JAKARTA, KOMPAS.com - Pemerintah dinilai perlu memerhatikan potensi kekhawatiran masyarakat akibat implementasi Peraturan Pemerintah Pengganti Undang-Undang (Perppu) No 1/2017 tentang Akses Informasi Keuangan untuk Kepentingan Perpajakan.
Sebab, kerahasiaan data nasabah juga dilindungi oleh undang-undang.
Anggota Komisi XI Johnny G Plate menilai, perlu ada sosialisasi yang efektif terkait implementasi Perppu tersebut.
"Jika sosialisasi tidak berjalan efektif maka akan secara langsung berdampak pada lebih seletifnya belanja oleh masyarakat, baik belanja konsumsi maupun belanja investasi yang berujung pada perlambatan pertumbuhan ekonomi nasional," kata Johnny, saat dihubungi Kompas.com melalui pesan singkat, Rabu (17/5/2017).
Ia mengatakan, wajib pajak yang telah melaksanakan kewajiban perpajakan dengan baik dan telah mengikuti program amnesti pajak tak perlu khawatir atas diterbitkannya Perppu ini.

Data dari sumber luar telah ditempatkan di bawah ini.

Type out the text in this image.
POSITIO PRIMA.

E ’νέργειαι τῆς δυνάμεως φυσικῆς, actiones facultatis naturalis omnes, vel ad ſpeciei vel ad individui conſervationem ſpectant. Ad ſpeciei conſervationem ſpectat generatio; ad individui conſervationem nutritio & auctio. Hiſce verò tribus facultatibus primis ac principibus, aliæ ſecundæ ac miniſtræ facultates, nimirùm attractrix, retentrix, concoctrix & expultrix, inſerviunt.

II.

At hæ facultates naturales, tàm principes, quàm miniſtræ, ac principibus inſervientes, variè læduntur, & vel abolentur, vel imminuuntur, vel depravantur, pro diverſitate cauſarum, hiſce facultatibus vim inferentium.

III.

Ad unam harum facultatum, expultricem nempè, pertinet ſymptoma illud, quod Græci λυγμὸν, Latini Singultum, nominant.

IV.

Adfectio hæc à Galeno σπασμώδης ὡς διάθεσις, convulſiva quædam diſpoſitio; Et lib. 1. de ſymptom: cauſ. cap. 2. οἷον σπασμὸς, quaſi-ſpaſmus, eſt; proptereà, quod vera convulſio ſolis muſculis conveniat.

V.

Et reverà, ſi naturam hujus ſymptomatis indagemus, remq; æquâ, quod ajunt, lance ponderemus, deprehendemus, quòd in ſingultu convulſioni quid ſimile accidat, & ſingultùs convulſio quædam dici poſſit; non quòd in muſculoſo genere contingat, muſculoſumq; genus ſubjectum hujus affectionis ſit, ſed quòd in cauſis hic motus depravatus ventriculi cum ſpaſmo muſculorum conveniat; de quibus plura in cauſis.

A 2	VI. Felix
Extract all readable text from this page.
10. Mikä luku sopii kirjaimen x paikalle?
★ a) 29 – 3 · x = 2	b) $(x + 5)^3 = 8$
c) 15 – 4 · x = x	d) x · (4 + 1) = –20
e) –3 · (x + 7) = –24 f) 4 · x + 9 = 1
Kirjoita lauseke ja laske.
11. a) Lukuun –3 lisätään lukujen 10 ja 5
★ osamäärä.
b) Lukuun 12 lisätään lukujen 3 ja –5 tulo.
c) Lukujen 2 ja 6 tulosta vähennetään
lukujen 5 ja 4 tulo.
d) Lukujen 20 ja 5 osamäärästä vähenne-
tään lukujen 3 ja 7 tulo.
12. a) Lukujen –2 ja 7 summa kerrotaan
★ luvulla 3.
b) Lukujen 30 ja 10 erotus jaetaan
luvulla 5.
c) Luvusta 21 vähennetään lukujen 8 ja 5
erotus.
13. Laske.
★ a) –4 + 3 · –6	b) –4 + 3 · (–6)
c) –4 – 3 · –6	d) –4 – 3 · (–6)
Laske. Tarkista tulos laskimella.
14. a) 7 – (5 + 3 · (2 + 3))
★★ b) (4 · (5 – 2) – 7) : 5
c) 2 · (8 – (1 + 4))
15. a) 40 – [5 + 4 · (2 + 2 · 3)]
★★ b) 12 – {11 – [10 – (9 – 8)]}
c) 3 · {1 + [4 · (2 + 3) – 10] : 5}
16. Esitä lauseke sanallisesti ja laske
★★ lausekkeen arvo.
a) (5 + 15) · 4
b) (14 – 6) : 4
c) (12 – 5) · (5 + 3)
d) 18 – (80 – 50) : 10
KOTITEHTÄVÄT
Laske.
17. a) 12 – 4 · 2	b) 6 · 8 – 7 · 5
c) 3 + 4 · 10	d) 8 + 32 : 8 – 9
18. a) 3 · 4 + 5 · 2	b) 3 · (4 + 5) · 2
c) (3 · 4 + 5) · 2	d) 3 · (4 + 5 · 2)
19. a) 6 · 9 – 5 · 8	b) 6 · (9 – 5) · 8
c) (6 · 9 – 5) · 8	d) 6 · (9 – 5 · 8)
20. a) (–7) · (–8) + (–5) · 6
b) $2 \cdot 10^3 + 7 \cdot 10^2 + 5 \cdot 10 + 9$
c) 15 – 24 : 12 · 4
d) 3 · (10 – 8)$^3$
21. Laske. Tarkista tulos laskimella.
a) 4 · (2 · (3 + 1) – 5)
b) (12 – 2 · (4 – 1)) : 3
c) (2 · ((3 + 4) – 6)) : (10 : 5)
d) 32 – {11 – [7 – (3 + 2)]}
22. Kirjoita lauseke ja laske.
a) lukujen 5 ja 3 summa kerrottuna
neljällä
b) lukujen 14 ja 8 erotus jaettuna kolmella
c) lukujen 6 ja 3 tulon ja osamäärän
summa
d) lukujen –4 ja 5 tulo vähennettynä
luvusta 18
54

Menurut Jhonny, Perppu Akses Informasi Keuangan untuk kepentingan perpajakan memang dibutuhkan.
Baca: Pimpinan KPK Dukung Perppu Akses Keuangan untuk Pajak
Selain itu, perppu ini juga diterbitkan untuk memenuhi komitmen pertukaran informasi di antara negara-negara G20.
Jika tak memenuhi komitmen tersebut, maka Indonesia akan dianggap sebagai negara tujuan penempatan dana ilegal.
"Hal ini tentu akan menurunkan kepercayaan investor dan sangat berpotensi mengganggu stabilitas perekonomian nasional kita," kata Politisi Partai Nasional Demokrat (Nasdem) itu.
Sekretaris Kabinet Pramono Anung memastikan, Presiden Joko Widodo sudah meneken Peraturan Pemerintah Pengganti Undang-Undang Nomor 1 Tahun 2017 tentang Akses Informasi Keuangan untuk Kepentingan Perpajakan.
Baca: Perppu Rampung, Ditjen Pajak Bisa Intip Rekening Tanpa Izin Menkeu dan BI
"Perppu itu, tertanggal 8 Mei 2016, sudah diundangkan," ujar Pramono di Kompleks Istana Kepresidenan, Jakarta, Rabu.
Melalui aturan ini, Direktorat Jenderal (Ditjen) Pajak memiliki keleluasaan untuk mengakses informasi keuangan nasabah yang merupakan wajib pajak.